| scan_multi_oneqtl {qtl2pleio} | R Documentation |
Perform multivariate, one-QTL model fitting for markers on all chromosomes
Description
The function first discards individuals with one or more missing phenotypes or missing covariates.
It then infers variance components, Vg and Ve. Both Vg and Ve
are d by d covariance matrices. It uses an expectation maximization algorithm, as
implemented in the 'gemma2' R package. 'gemma2' R package is an R implementation of the
GEMMA algorithm for multivariate variance component estimation (Zhou & Stephens 2014 Nature methods).

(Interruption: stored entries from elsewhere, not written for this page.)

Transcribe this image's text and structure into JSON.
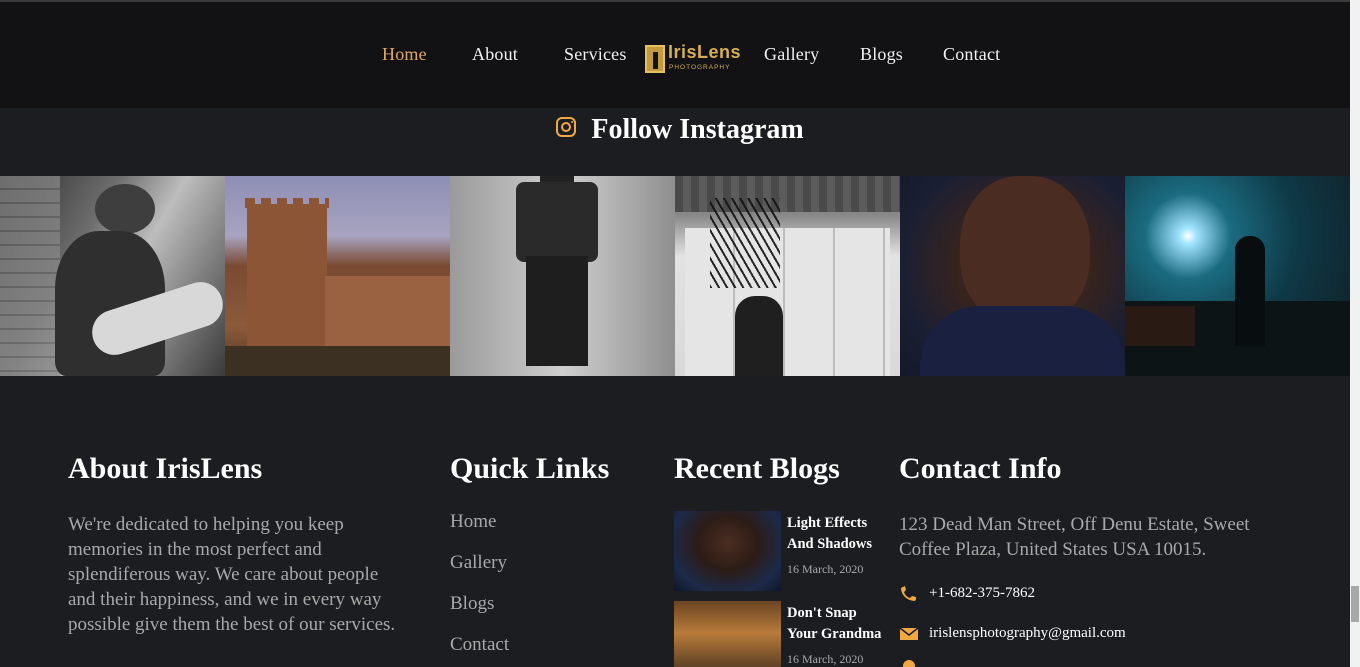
{
  "nav": {
    "items": [
      "Home",
      "About",
      "Services",
      "Gallery",
      "Blogs",
      "Contact"
    ],
    "active": "Home",
    "logo_text": "IrisLens",
    "logo_sub": "PHOTOGRAPHY"
  },
  "instagram": {
    "title": "Follow Instagram",
    "icon": "instagram-icon"
  },
  "about": {
    "title": "About IrisLens",
    "text": "We're dedicated to helping you keep memories in the most perfect and splendiferous way. We care about people and their happiness, and we in every way possible give them the best of our services."
  },
  "quick_links": {
    "title": "Quick Links",
    "items": [
      "Home",
      "Gallery",
      "Blogs",
      "Contact"
    ]
  },
  "recent_blogs": {
    "title": "Recent Blogs",
    "items": [
      {
        "title": "Light Effects And Shadows",
        "date": "16 March, 2020"
      },
      {
        "title": "Don't Snap Your Grandma",
        "date": "16 March, 2020"
      }
    ]
  },
  "contact": {
    "title": "Contact Info",
    "address": "123 Dead Man Street, Off Denu Estate, Sweet Coffee Plaza, United States USA 10015.",
    "phone": "+1-682-375-7862",
    "email": "irislensphotography@gmail.com",
    "accent": "#f0a845"
  },
  "colors": {
    "nav_active": "#e0a865",
    "background": "#1c1d20",
    "topbar": "#121214"
  }
}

Note that variance components are fitted on a model that uses the d-variate phenotype
but contains no genetic information. This model does, however,
use the specified covariates (after dropping dependent columns
in the covariates matrix).
These inferred covariance matrices, \hat{Vg} and \hat{Ve},
are then used in subsequent model fitting via
generalized least squares.
Generalized least squares model fitting is applied to every marker on
every chromosome.
For a single marker, we fit the model:
vec(Y) = Xvec(B) + vec(G) + vec(E)
where
G \sim MN(0, K, \hat{Vg})
and
E \sim MN(0, I, \hat{Ve})
where MN denotes the matrix-variate
normal distribution with three parameters: mean matrix, covariance among rows, and
covariance among columns. vec denotes the vectorization operation, ie, stacking by columns.
K is a kinship matrix, typically calculated by leave-one-chromosome-out methods.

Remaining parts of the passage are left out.